The first is less an answer, more an observation. It would be true to say that nobody really understands the genre of genealogy in the ancient world. Reading lists like those in Matthew and Luke 2000 years later, It looks very simple, like they are writing the ancient equivalent of a modern family tree. Unfortunately, its not quite that straightforward. In ancient genealogies, it was accepted both in and out of the Bible to skip whole generations in genealogies (‘son of’ could mean ‘grandson of’ or even ‘great great grandson of’), and even more confusingly, there are precedents in ancient literature for authors to throw people into these lists who weren’t actually blood relations (with no apparent damage done to their scholarly credentials). As John Nolland sums it up:

‘Ancient genealogies were used for a complex variety of purposes, not all of which can be reconstructed successfully by historical inquiry from such a distance… A complex history of societal function is here reflected, a function largely determined by ancestry but also affected by factors to which we no longer have more than speculative access.’ (Word Biblical Commentary, Volume 35a, Luke).

So there!

While this is helpful to keep in mind, if taken too far, it does seem to drain the genealogies of any of their historical significance. But what can be said is that we must make sure we approach all Biblical genealogies with humility, understanding that there may be elements of these lists that are beyond us, but still confident that they are, at least, largely historical in nature. So, with that in mind, what of our two genealogies?

2) Luke casts doubt on his own genealogy himself!

In Luke 3:23 says:

‘Now Jesus himself was about thirty years old when he began his ministry. He was the son, so it was thought, of Joseph the son of Heli… etc, etc’

Now, this could be taken to mean that Jesus was only supposed to be the son of Joseph, but this supposition was false. As Luke has already been at pains to reveal, Jesus’ true father is God. However, it would also be very possible to read it in the original Greek, as ‘the rest of this list is a little suspect, but these were the best sources I could find, so they’ll have to do!’

This would preserve Luke’s integrity as a historian as he is revealing a potentially shaky source. It also preserves the infallibility of Scripture as it was indeed supposed that Joseph’s father was Heli. However, this supposition was incorrect, it was in fact Jacob (Mt 1:16)

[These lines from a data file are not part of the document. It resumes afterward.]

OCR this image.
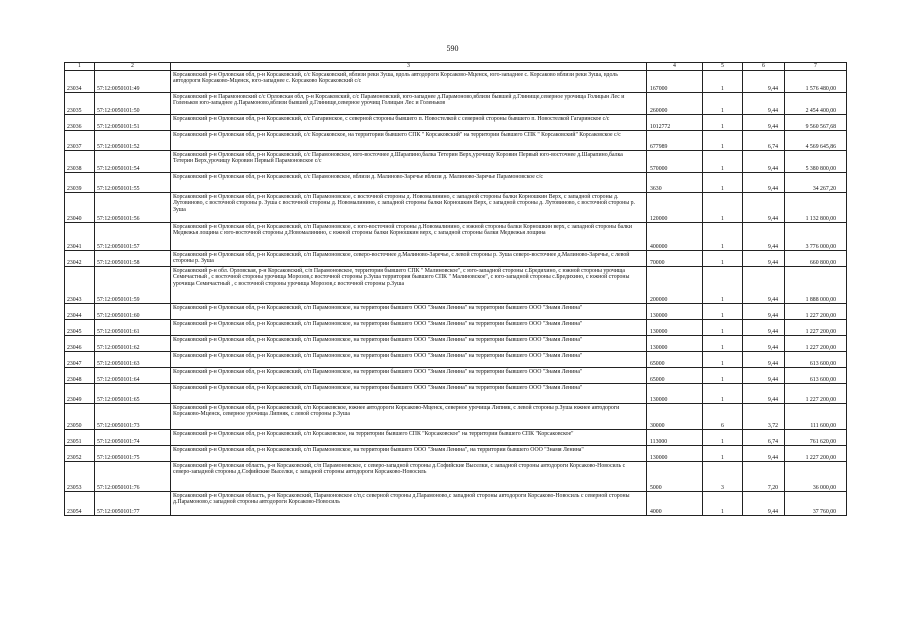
590
1	2	3	4	5	6	7
23034	57:12:0050101:49	Корсаковский р-н Орловская обл, р-н Корсаковский, с/с Корсаковский, вблизи реки Зуша, вдоль автодороги Корсаково-Мценск, юго-западнее с. Корсаково вблизи реки Зуша, вдоль автодороги Корсаково-Мценск, юго-западнее с. Корсаково Корсаковский с/с	167000	1	9,44	1 576 480,00
23035	57:12:0050101:50	Корсаковский р-н Парамоновский с/с Орловская обл, р-н Корсаковский, с/с Парамоновский, юго-западнее д.Парамоново,вблизи бывшей д.Глинище,северное урочища Голицын Лес и Голеньков юго-западнее д.Парамоново,вблизи бывшей д.Глинище,северное урочищ Голицын Лес и Голеньков	260000	1	9,44	2 454 400,00
23036	57:12:0050101:51	Корсаковский р-н Орловская обл, р-н Корсаковский, с/с Гагаринское, с северной стороны бывшего п. Новостелкой с северной стороны бывшего п. Новостелкой Гагаринское с/с	1012772	1	9,44	9 560 567,68
23037	57:12:0050101:52	Корсаковский р-н Орловская обл, р-н Корсаковский, с/с Корсаковское, на территории бывшего СПК " Корсаковский" на территории бывшего СПК " Корсаковский" Корсаковское с/с	677989	1	6,74	4 569 645,86
23038	57:12:0050101:54	Корсаковский р-н Орловская обл, р-н Корсаковский, с/с Парамоновское, юго-восточнее д.Шарапино,балка Тетерин Верх,урочищу Коровин Первый юго-восточнее д.Шарапино,балка Тетерин Верх,урочищу Коровин Первый Парамоновское с/с	570000	1	9,44	5 380 800,00
23039	57:12:0050101:55	Корсаковский р-н Орловская обл, р-н Корсаковский, с/с Парамоновское, вблизи д. Малиново-Заречье вблизи д. Малиново-Заречье Парамоновское с/с	3630	1	9,44	34 267,20
23040	57:12:0050101:56	Корсаковский р-н Орловская обл, р-н Корсаковский, с/п Парамоновское, с восточной стороны д. Новомалинино, с западной стороны балки Корношкин Верх, с западной стороны д. Лутовиново, с восточной стороны р. Зуша с восточной стороны д. Новомалинино, с западной стороны балки Корношкин Верх, с западной стороны д. Лутовиново, с восточной стороны р. Зуша	120000	1	9,44	1 132 800,00
23041	57:12:0050101:57	Корсаковский р-н Орловская обл, р-н Корсаковский, с/п Парамоновское, с юго-восточной стороны д.Новомалинино, с южной стороны балки Корношкин верх, с западной стороны балки Медвежья лощина с юго-восточной стороны д.Новомалинино, с южной стороны балки Корношкин верх, с западной стороны балки Медвежья лощина	400000	1	9,44	3 776 000,00
23042	57:12:0050101:58	Корсаковский р-н Орловская обл, р-н Корсаковский, с/п Парамоновское, северо-восточнее д.Малиново-Заречье, с левой стороны р. Зуша северо-восточнее д.Малиново-Заречье, с левой стороны р. Зуша	70000	1	9,44	660 800,00
23043	57:12:0050101:59	Корсаковский р-н обл. Орловская, р-н Корсаковский, с/п Парамоновское, территория бывшего СПК " Малиновское", с юго-западной стороны с.Бредихино, с южной стороны урочища Семичастный , с восточной стороны урочища Морозов,с восточной стороны р.Зуша территория бывшего СПК " Малиновское", с юго-западной стороны с.Бредихино, с южной стороны урочища Семичастный , с восточной стороны урочища Морозов,с восточной стороны р.Зуша	200000	1	9,44	1 888 000,00
23044	57:12:0050101:60	Корсаковский р-н Орловская обл, р-н Корсаковский, с/п Парамоновское, на территории бывшего ООО "Знамя Ленина" на территории бывшего ООО "Знамя Ленина"	130000	1	9,44	1 227 200,00
23045	57:12:0050101:61	Корсаковский р-н Орловская обл, р-н Корсаковский, с/п Парамоновское, на территории бывшего ООО "Знамя Ленина" на территории бывшего ООО "Знамя Ленина"	130000	1	9,44	1 227 200,00
23046	57:12:0050101:62	Корсаковский р-н Орловская обл, р-н Корсаковский, с/п Парамоновское, на территории бывшего ООО "Знамя Ленина" на территории бывшего ООО "Знамя Ленина"	130000	1	9,44	1 227 200,00
23047	57:12:0050101:63	Корсаковский р-н Орловская обл, р-н Корсаковский, с/п Парамоновское, на территории бывшего ООО "Знамя Ленина" на территории бывшего ООО "Знамя Ленина"	65000	1	9,44	613 600,00
23048	57:12:0050101:64	Корсаковский р-н Орловская обл, р-н Корсаковский, с/п Парамоновское, на территории бывшего ООО "Знамя Ленина" на территории бывшего ООО "Знамя Ленина"	65000	1	9,44	613 600,00
23049	57:12:0050101:65	Корсаковский р-н Орловская обл, р-н Корсаковский, с/п Парамоновское, на территории бывшего ООО "Знамя Ленина" на территории бывшего ООО "Знамя Ленина"	130000	1	9,44	1 227 200,00
23050	57:12:0050101:73	Корсаковский р-н Орловская обл, р-н Корсаковский, с/п Корсаковское, южнее автодороги Корсаково-Мценск, северное урочища Липняк, с левой стороны р.Зуша южнее автодороги Корсаково-Мценск, северное урочища Липняк, с левой стороны р.Зуша	30000	6	3,72	111 600,00
23051	57:12:0050101:74	Корсаковский р-н Орловская обл, р-н Корсаковский, с/п Корсаковское, на территории бывшего СПК "Корсаковское" на территории бывшего СПК "Корсаковское"	113000	1	6,74	761 620,00
23052	57:12:0050101:75	Корсаковский р-н Орловская обл, р-н Корсаковский, с/п Парамоновское, на территории бывшего ООО "Знамя Ленина", на территории бывшего ООО "Знамя Ленина"	130000	1	9,44	1 227 200,00
23053	57:12:0050101:76	Корсаковский р-н Орловская область, р-н Корсаковский, с/п Парамоновское, с северо-западной стороны д.Софийские Выселки, с западной стороны автодороги Корсаково-Новосиль с северо-западной стороны д.Софийские Выселки, с западной стороны автодороги Корсаково-Новосиль	5000	3	7,20	36 000,00
23054	57:12:0050101:77	Корсаковский р-н Орловская область, р-н Корсаковский, Парамоновское с/п,с северной стороны д.Парамоново,с западной стороны автодороги Корсаково-Новосиль с северной стороны д.Парамоново,с западной стороны автодороги Корсаково-Новосиль	4000	1	9,44	37 760,00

While this is possible, it does seem again to make the inclusion of the list a little pointless! Therefore, I would like to suggest the alternative that I go with…

3) Matthew’s genealogy is the genealogy of Joseph, Luke’s genealogy is the genealogy is the genealogy of Mary!

This is, of course, a very neat solution to the problem. Joseph’s dad was Jacob, who was a descendant of Solomon. Mary’s dad was Heli, who was a descendant of Nathan. Job done!

The only problem is that Luke 3 does not seem to leave that option open to us. Or does it? There was a tradition laid down in the Old Testament, by which if a woman had no brothers, upon her marriage, her father could adopt her husband, so that he could have a male heir in his family, and therefore continue his family line through the husband of his daughter (see Numbers 27:3-8, Ezra 2:61, 1 Chr 2:34-35) . Therefore, if Mary had no brothers, her father Heli would have been likely to adopt Joseph according to this biblical  tradition when they got married. If this happened, Joseph would have had two family lines- one by birth, which is what Matthew uses and one by adoption- which Luke uses.

Of course, this may leave you scratching your head, wondering why God made it so complicated. But complexity and apparent misunderstanding were always going to be on the agenda the minute that God ordained that he would speak through human authors, living in specific cultures. This is why it is so important that we become students of God’s word, and appreciate it as both a cultural artefact and a divine revelation. If we miss either of these, we miss the Bible!